Évènement faisant partie du corpus « Sources des fêtes et des cérémonies décorées par Charles Le Brun (1660-1687) » que Gaëlle Lafage, docteure en histoire de l’art, a rassemblé pour accompagner la publication de son ouvrage « Charles Le Brun décorateur de fêtes » (Presses universitaires de Rennes, 2015).
Au début de l’année 1687, le rétablissement du roi, après l’opération de la fistule, fut interprété comme un signe divin. Partout dans le royaume, les Villes, les institutions ou les corporations firent chanter des Te Deum en remerciement. Le Brun terminait alors le décor du salon de la Paix, achevant ainsi l’un de ses plus ambitieux chantiers, la Grande Galerie de Versailles et ses deux salons. Pourtant, le peintre était tombé en semi-disgrâce depuis la mort de Colbert, conservant l’affection du roi, mais ne recevant plus de nouvelles commandes de la part de Louvois, le nouveau surintendant des Bâtiments. Le peintre avait toutefois conservé ses titres et était devenu officiellement directeur de l’Académie royale de peinture. Ainsi, comme il l’avait fait quinze ans plus tôt lors de la mort de son protecteur, il ordonna une grande cérémonie à l’église de l’Oratoire pour célébrer la guérison du roi. Cette action de grâces est donc le dernier grand décor conçu par Le Brun pour Louis XIV. Le portrait du roi en protecteur des arts avait été accroché sur la tribune, rendant le roi présent. Il était entouré de la Providence divine et de quatre anges venus le protéger. En face, l’Église triomphant de l’Hérésie apparaissait sur des nuages rappelant la récente révocation de l’Édit de Nantes.
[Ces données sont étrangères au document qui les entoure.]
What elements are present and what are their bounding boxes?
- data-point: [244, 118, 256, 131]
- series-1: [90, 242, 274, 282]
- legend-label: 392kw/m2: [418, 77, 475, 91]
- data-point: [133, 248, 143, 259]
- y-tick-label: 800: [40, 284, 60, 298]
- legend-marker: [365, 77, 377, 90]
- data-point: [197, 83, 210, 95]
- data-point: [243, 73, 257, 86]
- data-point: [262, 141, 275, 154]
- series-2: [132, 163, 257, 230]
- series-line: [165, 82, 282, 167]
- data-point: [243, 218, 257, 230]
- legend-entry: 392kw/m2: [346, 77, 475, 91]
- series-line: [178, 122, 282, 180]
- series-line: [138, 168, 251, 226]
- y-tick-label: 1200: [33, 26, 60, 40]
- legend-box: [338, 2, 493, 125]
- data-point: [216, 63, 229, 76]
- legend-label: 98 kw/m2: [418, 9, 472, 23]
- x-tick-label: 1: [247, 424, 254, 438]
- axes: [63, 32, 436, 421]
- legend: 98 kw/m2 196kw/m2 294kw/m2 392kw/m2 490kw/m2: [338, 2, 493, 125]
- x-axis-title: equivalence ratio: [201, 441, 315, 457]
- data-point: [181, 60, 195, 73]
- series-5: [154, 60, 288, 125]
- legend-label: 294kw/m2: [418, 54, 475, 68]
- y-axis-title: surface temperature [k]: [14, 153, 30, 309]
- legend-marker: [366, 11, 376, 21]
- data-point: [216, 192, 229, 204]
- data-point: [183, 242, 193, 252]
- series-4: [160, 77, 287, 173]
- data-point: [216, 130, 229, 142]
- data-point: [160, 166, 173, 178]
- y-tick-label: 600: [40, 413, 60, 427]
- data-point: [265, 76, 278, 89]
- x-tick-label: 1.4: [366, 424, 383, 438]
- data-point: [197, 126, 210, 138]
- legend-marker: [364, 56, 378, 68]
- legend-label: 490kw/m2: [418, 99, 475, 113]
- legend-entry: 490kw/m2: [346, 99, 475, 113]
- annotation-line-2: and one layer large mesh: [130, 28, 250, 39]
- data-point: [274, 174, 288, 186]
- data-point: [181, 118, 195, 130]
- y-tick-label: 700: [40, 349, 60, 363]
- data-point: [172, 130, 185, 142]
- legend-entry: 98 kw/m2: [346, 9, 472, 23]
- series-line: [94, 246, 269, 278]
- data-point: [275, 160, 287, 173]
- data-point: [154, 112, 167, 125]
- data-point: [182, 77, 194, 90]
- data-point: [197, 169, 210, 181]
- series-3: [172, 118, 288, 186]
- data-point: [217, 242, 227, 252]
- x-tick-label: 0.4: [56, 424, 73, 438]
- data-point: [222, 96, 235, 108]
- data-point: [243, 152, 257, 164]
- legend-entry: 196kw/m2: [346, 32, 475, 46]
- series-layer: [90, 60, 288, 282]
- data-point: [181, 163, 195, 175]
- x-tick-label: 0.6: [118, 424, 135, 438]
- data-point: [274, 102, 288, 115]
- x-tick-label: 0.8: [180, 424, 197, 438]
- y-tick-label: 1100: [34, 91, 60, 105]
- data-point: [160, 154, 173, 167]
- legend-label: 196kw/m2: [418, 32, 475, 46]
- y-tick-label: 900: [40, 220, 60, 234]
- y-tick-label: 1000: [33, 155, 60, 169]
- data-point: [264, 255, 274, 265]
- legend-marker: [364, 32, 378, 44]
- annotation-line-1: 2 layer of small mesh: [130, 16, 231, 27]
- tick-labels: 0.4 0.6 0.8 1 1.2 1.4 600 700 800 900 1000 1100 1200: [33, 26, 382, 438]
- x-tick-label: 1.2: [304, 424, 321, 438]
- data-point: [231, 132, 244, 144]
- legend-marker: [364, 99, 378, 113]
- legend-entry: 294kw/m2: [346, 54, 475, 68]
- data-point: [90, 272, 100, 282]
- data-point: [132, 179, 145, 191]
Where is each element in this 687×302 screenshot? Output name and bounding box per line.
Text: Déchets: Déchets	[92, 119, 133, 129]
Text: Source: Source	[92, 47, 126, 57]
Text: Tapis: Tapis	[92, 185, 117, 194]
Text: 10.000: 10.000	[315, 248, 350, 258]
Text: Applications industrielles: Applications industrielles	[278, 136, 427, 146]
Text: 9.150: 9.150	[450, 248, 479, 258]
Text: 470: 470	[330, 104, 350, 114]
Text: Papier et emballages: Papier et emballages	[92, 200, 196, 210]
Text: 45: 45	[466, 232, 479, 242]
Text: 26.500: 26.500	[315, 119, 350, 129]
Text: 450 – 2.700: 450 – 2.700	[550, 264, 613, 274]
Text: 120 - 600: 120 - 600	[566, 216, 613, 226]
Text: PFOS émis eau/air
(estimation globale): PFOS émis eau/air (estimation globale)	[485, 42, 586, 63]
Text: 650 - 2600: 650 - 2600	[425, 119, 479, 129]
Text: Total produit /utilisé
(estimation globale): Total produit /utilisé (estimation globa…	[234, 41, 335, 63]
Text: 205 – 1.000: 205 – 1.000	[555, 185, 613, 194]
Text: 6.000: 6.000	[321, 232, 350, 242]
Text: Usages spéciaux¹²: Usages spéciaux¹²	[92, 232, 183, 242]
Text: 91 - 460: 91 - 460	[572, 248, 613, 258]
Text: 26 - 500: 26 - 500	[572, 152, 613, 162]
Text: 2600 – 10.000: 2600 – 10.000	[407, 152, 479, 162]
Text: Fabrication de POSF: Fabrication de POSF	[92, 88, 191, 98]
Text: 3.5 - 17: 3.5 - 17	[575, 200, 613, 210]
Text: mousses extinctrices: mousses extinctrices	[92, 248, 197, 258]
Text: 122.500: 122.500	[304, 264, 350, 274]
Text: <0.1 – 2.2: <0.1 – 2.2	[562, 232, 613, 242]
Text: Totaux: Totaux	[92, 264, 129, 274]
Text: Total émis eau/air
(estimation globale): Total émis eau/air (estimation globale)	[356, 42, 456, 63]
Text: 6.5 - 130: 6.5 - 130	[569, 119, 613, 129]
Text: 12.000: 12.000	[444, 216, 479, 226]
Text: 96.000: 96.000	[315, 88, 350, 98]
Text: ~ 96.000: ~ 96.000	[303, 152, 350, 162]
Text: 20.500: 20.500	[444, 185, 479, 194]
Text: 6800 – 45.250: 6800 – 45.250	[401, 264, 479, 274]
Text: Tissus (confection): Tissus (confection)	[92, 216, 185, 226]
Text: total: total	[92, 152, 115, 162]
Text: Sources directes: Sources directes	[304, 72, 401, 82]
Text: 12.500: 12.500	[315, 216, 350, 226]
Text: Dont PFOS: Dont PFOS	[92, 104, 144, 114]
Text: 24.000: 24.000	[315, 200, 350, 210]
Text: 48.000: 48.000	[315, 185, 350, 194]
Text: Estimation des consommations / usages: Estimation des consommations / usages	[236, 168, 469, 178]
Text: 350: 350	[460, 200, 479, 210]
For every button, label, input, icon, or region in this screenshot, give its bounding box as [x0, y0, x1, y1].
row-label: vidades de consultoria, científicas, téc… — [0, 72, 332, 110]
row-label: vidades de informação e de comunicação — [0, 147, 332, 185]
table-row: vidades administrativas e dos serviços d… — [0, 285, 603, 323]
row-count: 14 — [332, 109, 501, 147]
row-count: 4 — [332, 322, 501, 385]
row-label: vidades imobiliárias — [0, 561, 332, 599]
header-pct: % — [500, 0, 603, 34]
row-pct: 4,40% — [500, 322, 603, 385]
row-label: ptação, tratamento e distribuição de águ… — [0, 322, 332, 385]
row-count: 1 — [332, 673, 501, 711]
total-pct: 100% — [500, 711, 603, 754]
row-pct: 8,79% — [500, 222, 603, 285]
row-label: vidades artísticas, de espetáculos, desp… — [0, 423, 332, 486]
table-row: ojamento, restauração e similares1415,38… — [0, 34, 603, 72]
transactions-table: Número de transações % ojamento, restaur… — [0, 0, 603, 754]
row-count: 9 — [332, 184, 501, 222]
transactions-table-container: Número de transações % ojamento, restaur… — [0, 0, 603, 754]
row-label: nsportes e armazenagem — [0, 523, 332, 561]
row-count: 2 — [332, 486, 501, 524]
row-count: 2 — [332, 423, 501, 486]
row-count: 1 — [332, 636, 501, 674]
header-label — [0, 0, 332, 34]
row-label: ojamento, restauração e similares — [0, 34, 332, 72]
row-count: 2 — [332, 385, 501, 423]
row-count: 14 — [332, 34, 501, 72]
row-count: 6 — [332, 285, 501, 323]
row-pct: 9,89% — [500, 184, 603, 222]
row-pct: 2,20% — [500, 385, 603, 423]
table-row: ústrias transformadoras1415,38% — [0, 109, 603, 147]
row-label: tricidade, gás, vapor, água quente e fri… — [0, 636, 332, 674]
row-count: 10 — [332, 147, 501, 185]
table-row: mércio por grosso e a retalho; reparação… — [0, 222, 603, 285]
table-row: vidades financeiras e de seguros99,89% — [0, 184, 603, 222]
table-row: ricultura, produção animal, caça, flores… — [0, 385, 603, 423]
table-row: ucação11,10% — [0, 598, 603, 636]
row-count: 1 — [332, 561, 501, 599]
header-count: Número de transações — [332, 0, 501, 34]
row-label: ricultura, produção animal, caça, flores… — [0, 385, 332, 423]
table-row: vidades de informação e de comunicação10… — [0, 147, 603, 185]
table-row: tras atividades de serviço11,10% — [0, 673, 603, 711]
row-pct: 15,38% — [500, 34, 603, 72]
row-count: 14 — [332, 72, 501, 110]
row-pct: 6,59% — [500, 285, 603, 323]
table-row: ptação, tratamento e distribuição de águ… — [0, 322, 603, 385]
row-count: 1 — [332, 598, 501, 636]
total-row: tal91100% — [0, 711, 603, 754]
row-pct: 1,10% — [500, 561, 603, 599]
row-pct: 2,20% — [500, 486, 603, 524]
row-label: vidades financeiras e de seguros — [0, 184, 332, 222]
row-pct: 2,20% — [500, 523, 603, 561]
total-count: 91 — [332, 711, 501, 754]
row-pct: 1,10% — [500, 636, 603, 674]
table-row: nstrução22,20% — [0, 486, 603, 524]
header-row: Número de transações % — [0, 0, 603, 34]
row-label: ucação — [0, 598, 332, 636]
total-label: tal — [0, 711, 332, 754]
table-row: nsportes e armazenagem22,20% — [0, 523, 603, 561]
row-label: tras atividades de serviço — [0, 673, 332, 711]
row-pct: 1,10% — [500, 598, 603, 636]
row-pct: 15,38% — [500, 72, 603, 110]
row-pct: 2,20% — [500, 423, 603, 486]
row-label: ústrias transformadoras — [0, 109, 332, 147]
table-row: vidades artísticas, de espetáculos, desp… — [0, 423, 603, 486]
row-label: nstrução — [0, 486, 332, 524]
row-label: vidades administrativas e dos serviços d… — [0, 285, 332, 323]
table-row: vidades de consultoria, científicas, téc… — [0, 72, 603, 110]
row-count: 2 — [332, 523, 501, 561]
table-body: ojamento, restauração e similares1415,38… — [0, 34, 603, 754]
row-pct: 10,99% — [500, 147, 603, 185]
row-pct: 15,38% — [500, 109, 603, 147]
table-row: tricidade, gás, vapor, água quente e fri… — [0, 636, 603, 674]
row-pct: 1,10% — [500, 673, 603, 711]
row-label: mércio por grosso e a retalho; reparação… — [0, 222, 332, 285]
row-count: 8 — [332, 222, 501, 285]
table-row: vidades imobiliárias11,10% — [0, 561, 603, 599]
Aidé de ses plus fidèles collaborateurs, Le Brun transforma la nef de l’église en galerie de peinture, célébrant « les conquestes chrétiennes du Roi ». Comme pour la pompe funèbre de Séguier, la cérémonie était payée et ordonnée par l’Académie de peinture, mais le Premier peintre avait largement participé au financement et à la réalisation. Tous les arts se trouvaient réunis pour célébrer le souverain.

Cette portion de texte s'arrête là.